Si la cérémonie d’ouverture sur la Seine est dans tous les esprits, Thomas Jolly répète actuellement aussi le spectacle de la cérémonie de clôture, prévue le 11 août au Stade de France.

    Une immense bâche sombre ― de la taille de la pelouse du Stade de France où le spectacle se déroulera le 11 août prochain ― a été déployée. Au milieu une imposante estrade, des échafaudages et même une grue. C’est dans cet espace verdoyant, à une heure de Paris, que se déroulent en soirée (pour être dans les mêmes conditions que le jour J) les premières répétitions de la cérémonie de clôture des Jeux olympiques.

    Si les secrets du spectaculaire show sur la Seine, le 26 juillet en ouverture des JO, sont bien gardés, Thomas Jolly lève peu à peu le voile sur les préparatifs du 11 août. « Je suis très impatient d’ouvrir le coffre-fort, il est tellement plein de surprises et de choses que j’ai envie de partager… Sur cette cérémonie de clôture, c’est plus heureux, plus détendu. »
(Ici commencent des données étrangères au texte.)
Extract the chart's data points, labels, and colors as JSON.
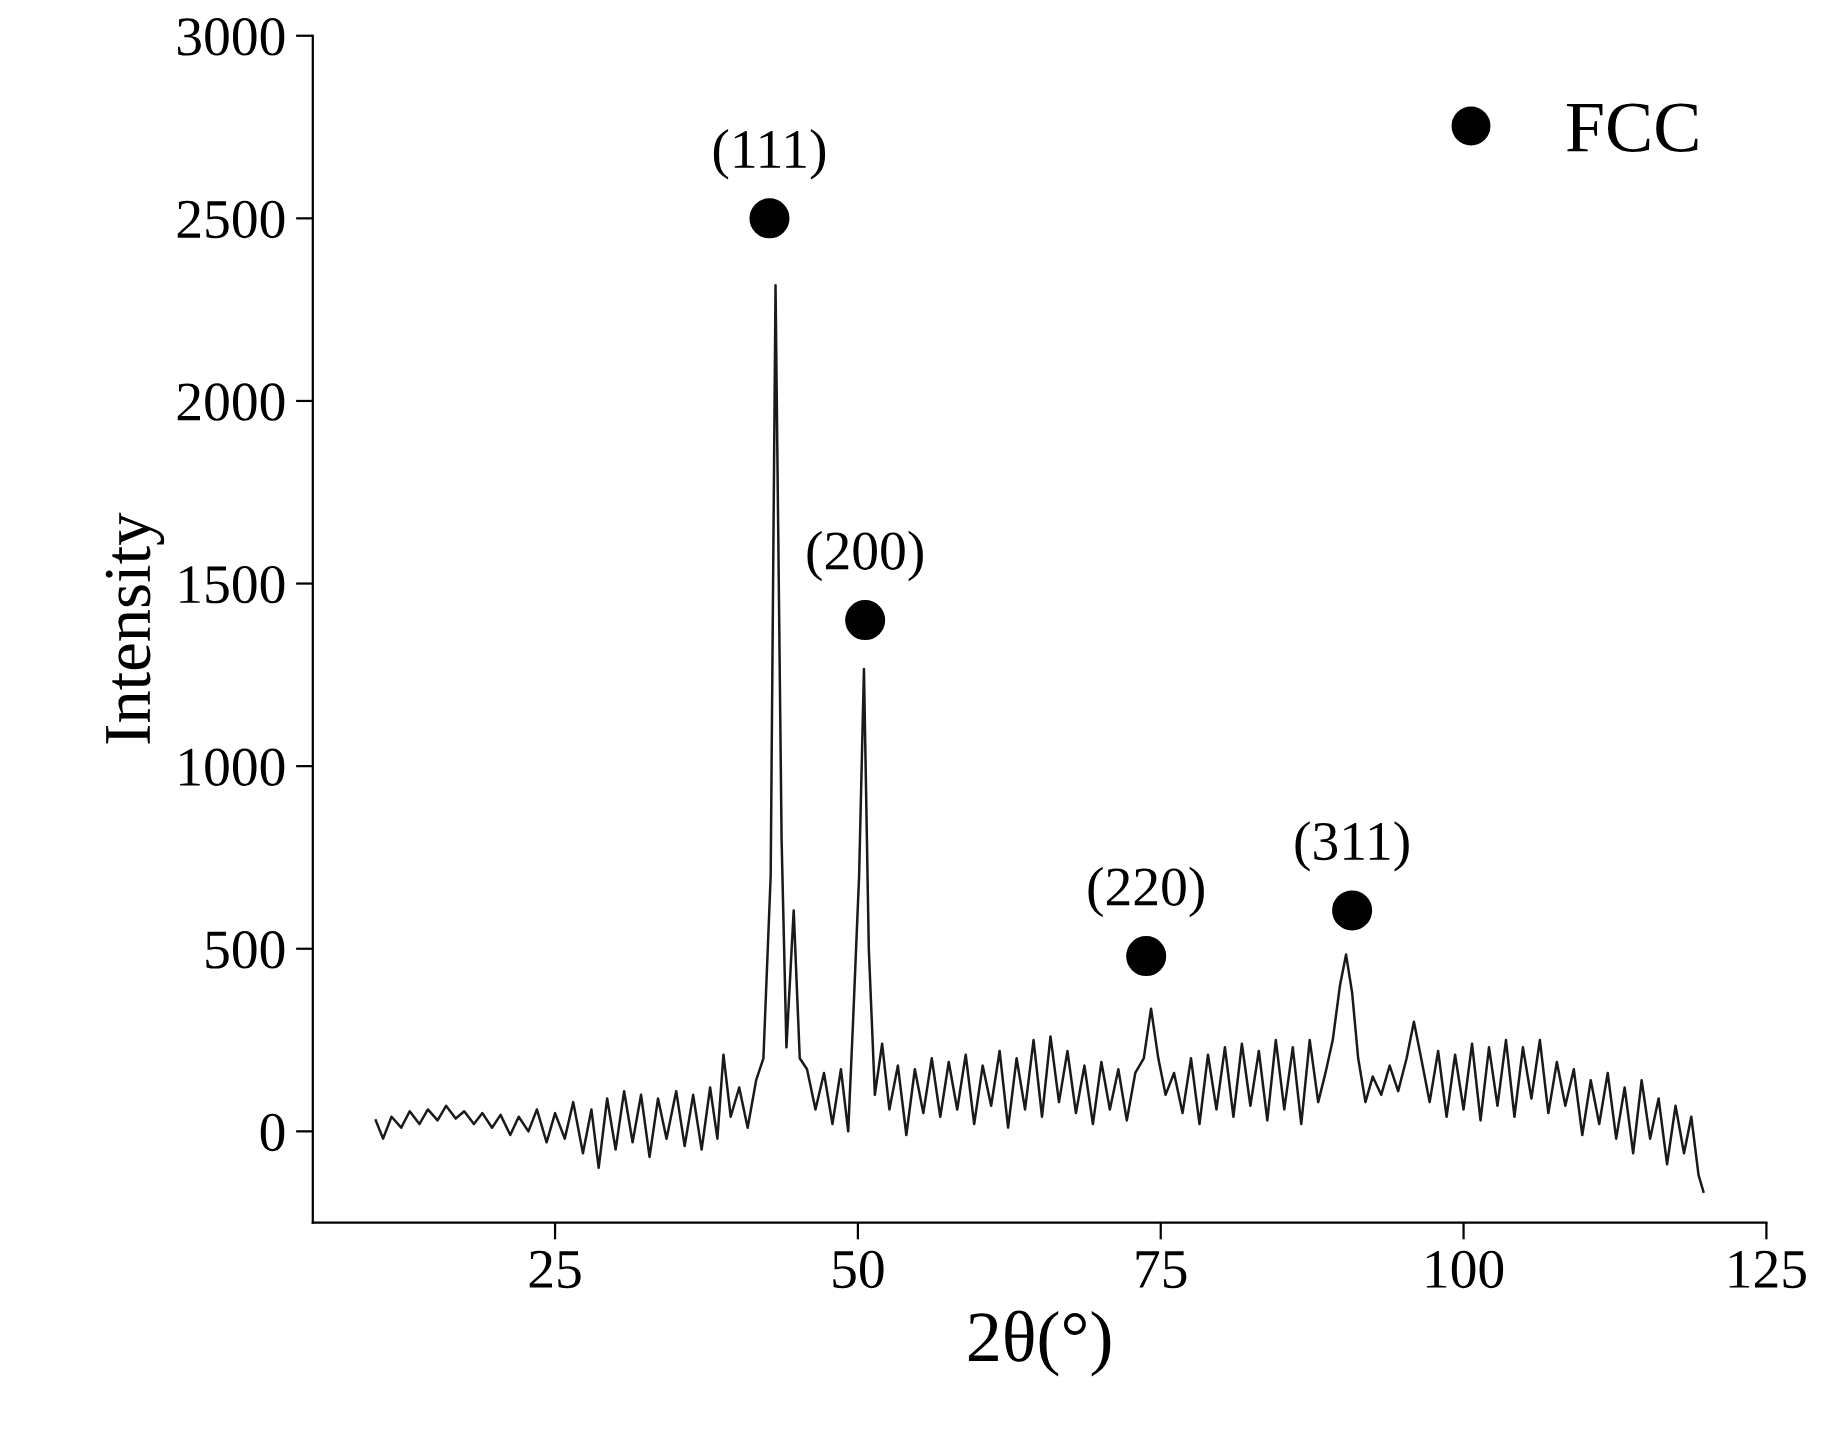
{
  "chart_data": {
    "type": "line",
    "xlabel": "2θ(°)",
    "ylabel": "Intensity",
    "xlim": [
      5,
      125
    ],
    "xticks": [
      25,
      50,
      75,
      100,
      125
    ],
    "ylim": [
      -250,
      3000
    ],
    "yticks": [
      0,
      500,
      1000,
      1500,
      2000,
      2500,
      3000
    ],
    "grid": false,
    "legend": "top right",
    "series": [
      {
        "color": "#1a1a1a",
        "x": [
          10.2,
          10.8,
          11.5,
          12.3,
          13,
          13.8,
          14.5,
          15.3,
          16,
          16.8,
          17.5,
          18.3,
          19,
          19.8,
          20.5,
          21.3,
          22,
          22.8,
          23.5,
          24.3,
          25,
          25.8,
          26.5,
          27.3,
          28,
          28.6,
          29.3,
          30,
          30.7,
          31.4,
          32.1,
          32.8,
          33.5,
          34.2,
          35,
          35.7,
          36.4,
          37.1,
          37.8,
          38.4,
          38.9,
          39.5,
          40.2,
          40.9,
          41.6,
          42.2,
          42.8,
          43.2,
          43.7,
          44.1,
          44.7,
          45.2,
          45.8,
          46.5,
          47.2,
          47.9,
          48.6,
          49.2,
          49.6,
          50.1,
          50.5,
          50.9,
          51.4,
          52,
          52.6,
          53.3,
          54,
          54.7,
          55.4,
          56.1,
          56.8,
          57.5,
          58.2,
          58.9,
          59.6,
          60.3,
          61,
          61.7,
          62.4,
          63.1,
          63.8,
          64.5,
          65.2,
          65.9,
          66.6,
          67.3,
          68,
          68.7,
          69.4,
          70.1,
          70.8,
          71.5,
          72.2,
          72.9,
          73.6,
          74.2,
          74.8,
          75.4,
          76.1,
          76.8,
          77.5,
          78.2,
          78.9,
          79.6,
          80.3,
          81,
          81.7,
          82.4,
          83.1,
          83.8,
          84.5,
          85.2,
          85.9,
          86.6,
          87.3,
          88,
          88.6,
          89.2,
          89.8,
          90.3,
          90.8,
          91.3,
          91.9,
          92.5,
          93.2,
          93.9,
          94.6,
          95.3,
          95.9,
          96.5,
          97.2,
          97.9,
          98.6,
          99.3,
          100,
          100.7,
          101.4,
          102.1,
          102.8,
          103.5,
          104.2,
          104.9,
          105.6,
          106.3,
          107,
          107.7,
          108.4,
          109.1,
          109.8,
          110.5,
          111.2,
          111.9,
          112.6,
          113.3,
          114,
          114.7,
          115.4,
          116.1,
          116.8,
          117.5,
          118.2,
          118.8,
          119.4,
          119.8
        ],
        "values": [
          30,
          -20,
          40,
          10,
          55,
          20,
          60,
          30,
          70,
          35,
          55,
          20,
          50,
          10,
          45,
          -10,
          40,
          0,
          60,
          -30,
          50,
          -20,
          80,
          -60,
          60,
          -100,
          90,
          -50,
          110,
          -30,
          100,
          -70,
          90,
          -20,
          110,
          -40,
          100,
          -50,
          120,
          -20,
          210,
          40,
          120,
          10,
          140,
          200,
          700,
          2317,
          800,
          230,
          605,
          200,
          170,
          60,
          160,
          20,
          170,
          0,
          300,
          700,
          1266,
          500,
          100,
          240,
          60,
          180,
          -10,
          170,
          50,
          200,
          40,
          190,
          60,
          210,
          20,
          180,
          70,
          220,
          10,
          200,
          60,
          250,
          40,
          260,
          80,
          220,
          50,
          180,
          20,
          190,
          60,
          170,
          30,
          160,
          200,
          336,
          200,
          100,
          160,
          50,
          200,
          20,
          210,
          60,
          230,
          40,
          240,
          70,
          220,
          30,
          250,
          60,
          230,
          20,
          250,
          80,
          160,
          250,
          400,
          484,
          380,
          200,
          80,
          150,
          100,
          180,
          110,
          200,
          300,
          200,
          80,
          220,
          40,
          210,
          60,
          240,
          30,
          230,
          70,
          250,
          40,
          230,
          90,
          250,
          50,
          190,
          70,
          170,
          -10,
          140,
          20,
          160,
          -20,
          120,
          -60,
          140,
          -20,
          90,
          -90,
          70,
          -60,
          40,
          -120,
          -165
        ]
      },
      {
        "type": "scatter",
        "name": "FCC",
        "color": "#000000",
        "marker": "circle",
        "x": [
          42.7,
          50.6,
          73.8,
          90.8
        ],
        "values": [
          2500,
          1400,
          480,
          605
        ]
      }
    ],
    "annotations": [
      {
        "text": "(111)",
        "x": 42.7,
        "y": 2500
      },
      {
        "text": "(200)",
        "x": 50.6,
        "y": 1400
      },
      {
        "text": "(220)",
        "x": 73.8,
        "y": 480
      },
      {
        "text": "(311)",
        "x": 90.8,
        "y": 605
      }
    ]
  }
}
    La section gymnastique des sapeurs-pompiers de Paris à l'œuvre.
    La section gymnastique des sapeurs-pompiers de Paris à l'œuvre. LP/Alexandre Delaitre

    Il enchaîne : « On a tout un espace sur le modèle du stade de France pour répéter, alors qu’on n’a pas pu reproduire les 6 km de la Seine. Pour la cérémonie d’ouverture, tout est morcelé, et moi-même, je vais la découvrir le soir même. Ce sera une unique fois et c’est ça qui la rend aussi puissante. Là, on est dans un autre rapport au temps et à l’espace. »

    Pas de fil conducteur entre les spectacles

    Les performeurs sont essentiellement des circassiens, des acrobates, des danseurs et même des membres de la section gymnastique des sapeurs-pompiers. La musique est transmise par des oreillettes. Pas de costumes encore, ni de lumières ou de décors, « le spectacle est en pleine construction », sourit le directeur artistique des quatre cérémonies des Jeux olympiques et paralympiques, quatre « moments de fête. »

    Ne cherchez pas de fil conducteur entre les spectacles. Si c’est la même équipe artistique qui est aux manettes, il ne s’agit pas d’une série. « L’idée est toujours de se saisir du terrain dans lequel on est. Au stade de France, on travaille sur l’histoire des Jeux olympiques, alors que sur la Place de la Concorde (pour la cérémonie d’ouverture des Jeux paralympiques), on se saisira des motifs architecturaux, de l’obélisque et des Champs-Élysées », résume Thomas Jolly.



    La cérémonie du 11 août, pour laquelle des billets sont encore disponibles, sera ainsi une dystopie, une projection dans le futur. « C’est important de montrer la beauté des Jeux mais aussi leur fragilité, et donc leur valeur, pointe Thomas Jolly. Je voulais qu’on fête la fin des Jeux, qu’on célèbre ce monument humain. Un monument que je pense fragile, car toujours dans le bruit du monde, poursuit Thomas Jolly. D’ailleurs, les Jeux, créés à l’Antiquité ont disparu, avant d’être refondés. »

    Un clin d’œil à la situation politique ? « Non »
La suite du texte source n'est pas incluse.